早饭后不久,他等待的人果真来了。房门突然打开,一大帮穿白大褂的人走了进来。领头的一个四十五岁左右,面孔刮得精光,就跟演员似的,目光和蔼可亲但十分锐利,举止彬彬有礼。随从都对他格外恭敬,因而他的入场显得格外隆重。伊万心想:“好像本丢·彼拉多!”

没错,这一位定是主事的了。他在凳子上落了座,其余的人依然站着。

“我是斯特拉文斯基医生,”主事的坐下后对伊万自我介绍道,友好地望望他。

“请看,亚历山大·尼古拉耶维奇,”一个胡子整洁的人低声说,把写得满满的伊万的病历呈给主事的。

“给我立了案卷!”伊万想。而主事的用他老练的眼睛扫视了一下病历,“嗯,嗯”了几声,又跟身边人说了几句别人不大懂的话。
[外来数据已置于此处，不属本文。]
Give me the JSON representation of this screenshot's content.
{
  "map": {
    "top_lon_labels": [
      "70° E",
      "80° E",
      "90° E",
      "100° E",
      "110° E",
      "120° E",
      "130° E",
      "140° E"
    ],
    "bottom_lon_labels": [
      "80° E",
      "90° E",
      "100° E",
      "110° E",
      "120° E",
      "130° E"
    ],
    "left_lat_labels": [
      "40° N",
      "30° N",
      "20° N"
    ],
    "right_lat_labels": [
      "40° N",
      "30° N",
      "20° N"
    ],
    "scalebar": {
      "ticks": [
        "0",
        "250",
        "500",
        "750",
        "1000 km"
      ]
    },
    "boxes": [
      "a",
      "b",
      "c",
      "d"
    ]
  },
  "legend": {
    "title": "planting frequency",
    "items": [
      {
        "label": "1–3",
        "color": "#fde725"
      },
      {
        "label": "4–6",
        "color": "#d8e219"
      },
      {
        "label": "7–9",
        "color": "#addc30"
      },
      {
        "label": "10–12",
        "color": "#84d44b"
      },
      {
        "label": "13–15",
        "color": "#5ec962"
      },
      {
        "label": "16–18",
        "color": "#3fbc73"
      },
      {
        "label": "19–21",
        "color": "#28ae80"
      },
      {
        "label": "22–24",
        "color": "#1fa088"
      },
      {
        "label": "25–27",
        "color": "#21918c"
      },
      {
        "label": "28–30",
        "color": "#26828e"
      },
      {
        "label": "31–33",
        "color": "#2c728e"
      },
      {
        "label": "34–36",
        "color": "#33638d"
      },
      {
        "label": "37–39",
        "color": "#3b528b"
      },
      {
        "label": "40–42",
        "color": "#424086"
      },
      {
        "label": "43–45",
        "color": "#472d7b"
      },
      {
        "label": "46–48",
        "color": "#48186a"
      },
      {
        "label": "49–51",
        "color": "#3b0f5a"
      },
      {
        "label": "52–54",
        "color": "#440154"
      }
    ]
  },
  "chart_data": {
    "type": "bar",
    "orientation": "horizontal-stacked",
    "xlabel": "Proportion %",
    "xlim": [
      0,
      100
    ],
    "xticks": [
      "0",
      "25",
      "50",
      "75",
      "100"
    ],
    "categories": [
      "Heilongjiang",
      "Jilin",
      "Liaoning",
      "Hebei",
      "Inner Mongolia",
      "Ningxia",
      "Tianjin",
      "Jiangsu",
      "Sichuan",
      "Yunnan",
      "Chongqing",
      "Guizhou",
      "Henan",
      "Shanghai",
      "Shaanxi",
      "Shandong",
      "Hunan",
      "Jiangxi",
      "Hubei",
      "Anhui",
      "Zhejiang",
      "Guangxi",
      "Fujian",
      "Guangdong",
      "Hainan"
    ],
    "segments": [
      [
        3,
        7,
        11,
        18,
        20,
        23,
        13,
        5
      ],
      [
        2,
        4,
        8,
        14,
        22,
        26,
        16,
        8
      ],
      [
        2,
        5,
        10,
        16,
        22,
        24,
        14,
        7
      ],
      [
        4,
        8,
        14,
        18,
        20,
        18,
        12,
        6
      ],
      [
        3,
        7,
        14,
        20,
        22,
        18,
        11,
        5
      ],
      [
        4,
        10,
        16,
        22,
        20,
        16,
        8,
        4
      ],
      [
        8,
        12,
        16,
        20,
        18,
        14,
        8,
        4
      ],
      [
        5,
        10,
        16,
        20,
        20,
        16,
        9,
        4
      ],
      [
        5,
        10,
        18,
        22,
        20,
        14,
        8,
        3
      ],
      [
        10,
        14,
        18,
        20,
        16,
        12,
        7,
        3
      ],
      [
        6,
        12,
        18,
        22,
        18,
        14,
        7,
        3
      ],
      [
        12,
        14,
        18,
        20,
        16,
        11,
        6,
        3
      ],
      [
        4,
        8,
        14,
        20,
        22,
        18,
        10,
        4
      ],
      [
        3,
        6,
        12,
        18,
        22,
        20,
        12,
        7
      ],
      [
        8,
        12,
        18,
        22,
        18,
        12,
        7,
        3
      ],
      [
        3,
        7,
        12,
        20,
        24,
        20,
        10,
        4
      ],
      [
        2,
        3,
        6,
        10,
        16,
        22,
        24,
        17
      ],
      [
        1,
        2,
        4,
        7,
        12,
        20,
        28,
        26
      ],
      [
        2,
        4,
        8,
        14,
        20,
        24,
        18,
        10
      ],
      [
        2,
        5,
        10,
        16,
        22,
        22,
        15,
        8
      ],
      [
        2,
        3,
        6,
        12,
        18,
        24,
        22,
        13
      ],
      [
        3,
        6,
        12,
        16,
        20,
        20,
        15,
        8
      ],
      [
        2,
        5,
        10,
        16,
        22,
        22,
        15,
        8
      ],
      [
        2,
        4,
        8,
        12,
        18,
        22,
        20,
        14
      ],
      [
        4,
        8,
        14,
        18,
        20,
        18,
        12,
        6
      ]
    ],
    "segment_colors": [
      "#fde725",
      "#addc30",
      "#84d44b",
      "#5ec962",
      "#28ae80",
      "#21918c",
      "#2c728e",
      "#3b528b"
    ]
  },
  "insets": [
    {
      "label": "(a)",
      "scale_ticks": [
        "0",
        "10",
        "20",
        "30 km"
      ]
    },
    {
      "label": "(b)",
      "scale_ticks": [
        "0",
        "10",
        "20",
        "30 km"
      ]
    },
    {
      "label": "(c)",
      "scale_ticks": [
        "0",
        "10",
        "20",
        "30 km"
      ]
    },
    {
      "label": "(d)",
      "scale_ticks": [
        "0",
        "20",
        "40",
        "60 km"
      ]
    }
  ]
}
“也跟彼拉多一样,说拉丁语……”伊万伤心地想道。这时他听见了“精神分裂症”这个词,不禁浑身一颤。嗐!这是该死的外国佬昨天在牧首塘说的,怎么今天斯特拉文斯基教授也这样说了。

“他知道这回事!”伊万不安地想。

主事的像是给自己立了规矩,不管身边的人说什么,一概用“好极了”表示同意和欢迎。

“好极了!”斯特拉文斯基说,把病历交给旁边的人,问伊万:“您是诗人?”

“是的,”伊万怏怏地答道,头一回突然对诗歌产生了一种莫名的厌恶感,想起自己的诗作,心里很不是滋味。

他皱起眉头,反问斯特拉文斯基:

“您是教授?”

斯特拉文斯基殷勤礼貌地点了一下头。

“您也是这儿的主事人?”伊万又问。

斯特拉文斯基又点了一下头。

“我要跟您谈谈,”伊万·尼古拉耶维奇意味深长地说。

“我正为此而来,”斯特拉文斯基答道。

“是这么回事,”伊万开始说,心想现在也该轮到他讲话了,“我被人家当成了疯子,谁也不想听我说!……”

“不,我们会认认真真倾听您的意见,”斯特拉文斯基郑重地抚慰他道,“决不容许把您当成疯子。”

“那就听我说:昨天傍晚我在牧首塘公园碰见一个神秘人物,是外国人又不像外国人,他事先就知道别尔利奥兹会怎么死,而且他还亲眼见过本丢·彼拉多。”